The whereabouts of some of the Kurdish migrants who were discovered in a ship at Rosslare Port last week are not known
Some of the Kurdish migrants who were discovered last week on a ship traveling from Cherbourg, France, to Rosslare, Co Wexford, are understood to have left the Dublin direct provision accommodations they were placed.
One of the juvenile members of the group that was discovered, however, is in the care of Tusla, Ireland’s child and family agency, according to The Irish Examiner.
On Thursday, November 21, a group of migrants was discovered in a truck on a ship, owned by Stena Line, at Rosslare Port in Co Wexford after having traveled from Cherbourg in France. The group of 16 males, one of whom is a juvenile, was found to be in good health. They were placed into direct provision accommodations in Dublin while most reportedly sought asylum.

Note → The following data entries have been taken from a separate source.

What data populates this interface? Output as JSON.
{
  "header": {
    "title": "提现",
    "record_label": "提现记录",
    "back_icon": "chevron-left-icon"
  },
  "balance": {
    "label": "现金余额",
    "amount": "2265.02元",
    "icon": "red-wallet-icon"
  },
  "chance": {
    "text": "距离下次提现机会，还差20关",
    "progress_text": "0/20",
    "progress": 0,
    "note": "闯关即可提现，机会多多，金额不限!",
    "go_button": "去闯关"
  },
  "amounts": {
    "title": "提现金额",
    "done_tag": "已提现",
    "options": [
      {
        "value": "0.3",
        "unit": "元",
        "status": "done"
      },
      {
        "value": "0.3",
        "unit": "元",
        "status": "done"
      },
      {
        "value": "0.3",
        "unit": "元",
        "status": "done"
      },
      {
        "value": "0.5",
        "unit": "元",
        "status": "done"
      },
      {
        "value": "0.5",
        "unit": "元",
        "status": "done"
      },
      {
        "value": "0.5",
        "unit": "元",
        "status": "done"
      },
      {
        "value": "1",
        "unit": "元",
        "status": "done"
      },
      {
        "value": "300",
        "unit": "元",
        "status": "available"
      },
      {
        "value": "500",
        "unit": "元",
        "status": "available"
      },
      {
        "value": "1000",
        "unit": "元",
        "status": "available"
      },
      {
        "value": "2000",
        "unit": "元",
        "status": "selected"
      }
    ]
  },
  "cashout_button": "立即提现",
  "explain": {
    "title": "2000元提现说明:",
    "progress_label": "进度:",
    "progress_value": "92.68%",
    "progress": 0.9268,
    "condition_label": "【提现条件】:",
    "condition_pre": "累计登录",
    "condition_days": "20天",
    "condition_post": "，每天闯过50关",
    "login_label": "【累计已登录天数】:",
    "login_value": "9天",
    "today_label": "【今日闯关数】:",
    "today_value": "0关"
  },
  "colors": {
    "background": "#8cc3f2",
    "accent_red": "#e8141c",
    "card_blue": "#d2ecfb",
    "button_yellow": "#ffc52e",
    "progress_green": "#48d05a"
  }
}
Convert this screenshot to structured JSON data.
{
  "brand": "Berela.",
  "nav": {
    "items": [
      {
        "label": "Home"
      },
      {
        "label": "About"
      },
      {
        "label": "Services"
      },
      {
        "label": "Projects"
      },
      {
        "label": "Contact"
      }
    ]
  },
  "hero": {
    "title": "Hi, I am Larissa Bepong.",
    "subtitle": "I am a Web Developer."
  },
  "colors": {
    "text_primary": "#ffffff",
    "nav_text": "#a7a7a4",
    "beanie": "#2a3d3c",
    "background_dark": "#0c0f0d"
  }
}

While gardaí were contacted after some of the migrants vanished from the Dublin provision center over the weekend, Ireland's Department of Justice has since said that the migrants were under no obligation to remain in State accommodations.
A spokesperson from Ireland’s Department of Justice said on Sunday: “The Department of Justice does not comment on individual cases, and has a legal obligation to protect the identity and privacy of any person or persons who make a claim for international protection.
“The system of Direct Provision is in place to offer food, shelter and ancillary services to persons seeking international protection.
“It is not compulsory, and persons who arrive seeking asylum are offered accommodation by the State while their cases are being considered, but are not obliged to take up the offer.
“On a point of information, in Ireland people who are seeking international protection are not detained.
“An applicant who accepts an offer of accommodation can decide to leave that accommodation at any point, should they choose to do so.”
The Irish Times reports: “Garda sources said it was very likely the nine men who are now missing from the reception centre they were sent to in Dublin had left in a bid to resume their efforts to get to Britain.
“This, sources said, may involve stowing away on trucks being taken to Britain on a car ferry from Dublin or Northern Ireland, or even attempting to make the journey as foot passengers. The men could also travel to the North and seek asylum there in the hope of eventually being granted status and moving to Britain.
"Indeed, while the whereabouts of the men is now unknown, by disappearing from the centre they have broken no laws or even any rules of the international protection system."